Drew Taylor of TheWrap called the film "a love letter to classic Hollywood" and "builds to an open-hearted tribute to the power of the communal moviegoing experience", while Guy Lodge of Variety described it as "smarter, wilder and funnier before the monsters enter the equation", is "fully, madly moviosa", and that it was a "mostly delightful" entry. John Nugent of Empire gave the film three out of five stars, concluding: "It is goofy and giggly and resolutely wedded to stupidity. There's little attempt to add much depth to the story, in the way that Pixar might try to — it is essentially, once again, just a series of contrived opportunities for the little guys to get up to chaotic mischief."
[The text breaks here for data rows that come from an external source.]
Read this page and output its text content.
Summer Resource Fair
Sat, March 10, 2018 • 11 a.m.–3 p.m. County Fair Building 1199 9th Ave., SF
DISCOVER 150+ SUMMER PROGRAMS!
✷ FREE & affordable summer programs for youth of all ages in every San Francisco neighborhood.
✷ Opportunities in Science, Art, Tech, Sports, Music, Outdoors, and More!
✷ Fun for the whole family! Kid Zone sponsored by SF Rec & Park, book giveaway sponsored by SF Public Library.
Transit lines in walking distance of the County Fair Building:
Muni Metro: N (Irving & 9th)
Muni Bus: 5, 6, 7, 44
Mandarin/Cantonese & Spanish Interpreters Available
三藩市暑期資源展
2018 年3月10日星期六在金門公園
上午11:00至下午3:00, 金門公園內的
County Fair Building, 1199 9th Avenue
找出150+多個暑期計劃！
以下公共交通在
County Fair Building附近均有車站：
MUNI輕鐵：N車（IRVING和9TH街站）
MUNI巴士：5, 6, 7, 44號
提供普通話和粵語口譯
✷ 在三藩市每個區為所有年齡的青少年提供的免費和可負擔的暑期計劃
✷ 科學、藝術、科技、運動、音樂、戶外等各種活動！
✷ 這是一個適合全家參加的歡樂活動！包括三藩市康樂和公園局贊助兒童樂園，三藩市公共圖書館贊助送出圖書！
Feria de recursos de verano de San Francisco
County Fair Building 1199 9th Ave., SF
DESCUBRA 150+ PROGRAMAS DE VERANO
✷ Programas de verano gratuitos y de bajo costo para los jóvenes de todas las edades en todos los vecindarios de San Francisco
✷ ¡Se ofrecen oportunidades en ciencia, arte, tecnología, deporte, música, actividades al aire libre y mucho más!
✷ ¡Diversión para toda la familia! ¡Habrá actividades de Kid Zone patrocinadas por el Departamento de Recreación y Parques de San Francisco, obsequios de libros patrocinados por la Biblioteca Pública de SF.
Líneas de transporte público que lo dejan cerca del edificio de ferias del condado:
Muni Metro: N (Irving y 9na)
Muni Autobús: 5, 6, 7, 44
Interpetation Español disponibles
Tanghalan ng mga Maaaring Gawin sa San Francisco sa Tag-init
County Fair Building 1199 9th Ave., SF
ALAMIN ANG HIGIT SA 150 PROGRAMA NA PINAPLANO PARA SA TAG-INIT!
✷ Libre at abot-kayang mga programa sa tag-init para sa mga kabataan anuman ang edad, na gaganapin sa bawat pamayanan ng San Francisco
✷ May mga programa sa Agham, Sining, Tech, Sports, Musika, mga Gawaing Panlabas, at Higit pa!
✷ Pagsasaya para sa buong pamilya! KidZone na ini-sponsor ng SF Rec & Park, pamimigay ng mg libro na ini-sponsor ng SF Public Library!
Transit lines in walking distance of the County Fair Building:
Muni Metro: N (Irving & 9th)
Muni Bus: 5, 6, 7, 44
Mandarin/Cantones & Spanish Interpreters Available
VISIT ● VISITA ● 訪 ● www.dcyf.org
Clint Worthington, writing for RogerEbert.com, gave Minions & Monsters three and a half out of four stars, stating that despite the less compelling second half of the film, it manages to be "the snappiest, most cohesive, and entertaining entry in this [Minions] series to date", and concluded that the film "feels like Coffin interrogating the Minions' place in the annals of film history. … He argues, and here successfully, that the Minions aren't a scourge of the universal loss of attention span and cultural sophistication. Rather, these little guys are simply the purest and latest distillation of the very impulses that have made cinema one of mankind's most enduring art forms: characters in motion, working hard to entertain, distract, and provide a communal experience for those who enjoy them." Eric Goldman of IGN gave the film a grade of 8 out of 10, concluding: "Using the Minions to create an ode to early Hollywood that's also an overall love letter to movies themselves and the power of storytelling is a surprising yet welcome turn of events."